For almost 200 years, scholars have been trying to find a different, more 'historical' Jesus from the Jesus of faith presented in the gospels. Their assumption was that the historical Jesus must be different from the Jesus of the New Testament, and that, with enough research, they'd be able to tease out this other Jesus.
But as Dunn points out, the quest was flawed. Where could they find this other Jesus? "The only Jesus available to us...is Jesus as he was seen and heard by those who first formulated the traditions we have--the Jesus of faith, Jesus seen through the eyes and heard through the ears of the faith that he evoked by what he said and did" (p 31). Yet there is an entire industry of alternatives to the actual gospels, suggesting all sorts of dark conspiracies. Jesus as a mushroom! Jesus as Caesar! Jesus as the hippie Cynic sage! Alll of them based on hot air and a vivid fantasy life.
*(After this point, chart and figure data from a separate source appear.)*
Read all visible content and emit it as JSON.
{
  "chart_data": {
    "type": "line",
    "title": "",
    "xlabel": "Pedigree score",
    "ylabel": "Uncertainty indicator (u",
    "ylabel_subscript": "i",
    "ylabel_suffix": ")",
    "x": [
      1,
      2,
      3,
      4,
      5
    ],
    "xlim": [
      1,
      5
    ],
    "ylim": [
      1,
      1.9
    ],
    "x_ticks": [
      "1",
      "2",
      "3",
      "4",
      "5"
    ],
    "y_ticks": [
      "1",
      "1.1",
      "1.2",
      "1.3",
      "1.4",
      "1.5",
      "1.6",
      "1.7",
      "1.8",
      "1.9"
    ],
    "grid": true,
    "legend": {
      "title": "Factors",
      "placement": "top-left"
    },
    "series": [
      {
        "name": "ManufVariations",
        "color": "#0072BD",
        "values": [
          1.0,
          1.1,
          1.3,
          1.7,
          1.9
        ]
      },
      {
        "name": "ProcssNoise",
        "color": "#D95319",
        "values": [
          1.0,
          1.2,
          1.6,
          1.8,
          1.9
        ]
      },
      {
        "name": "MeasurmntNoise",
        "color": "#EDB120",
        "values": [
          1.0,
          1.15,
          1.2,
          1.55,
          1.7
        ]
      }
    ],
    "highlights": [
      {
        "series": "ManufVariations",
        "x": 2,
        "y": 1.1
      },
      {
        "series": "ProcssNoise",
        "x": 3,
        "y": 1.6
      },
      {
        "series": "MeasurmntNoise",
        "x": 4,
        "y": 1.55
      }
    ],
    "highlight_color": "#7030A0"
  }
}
The problem for all these desperate alternatives to the gospels is that "to discount the influence that Jesus actually had, to strip away the impact that Jesus actually made, is to strip away everything and to leave an empty stage waiting to be filled by...the historian's own imagination. If we are unsatisfied with the Jesus of the Synoptic tradition, then we will simply have to lump it; there is no other" (p 34).
This would make a terrific Christmas present to any biblical scholars you know.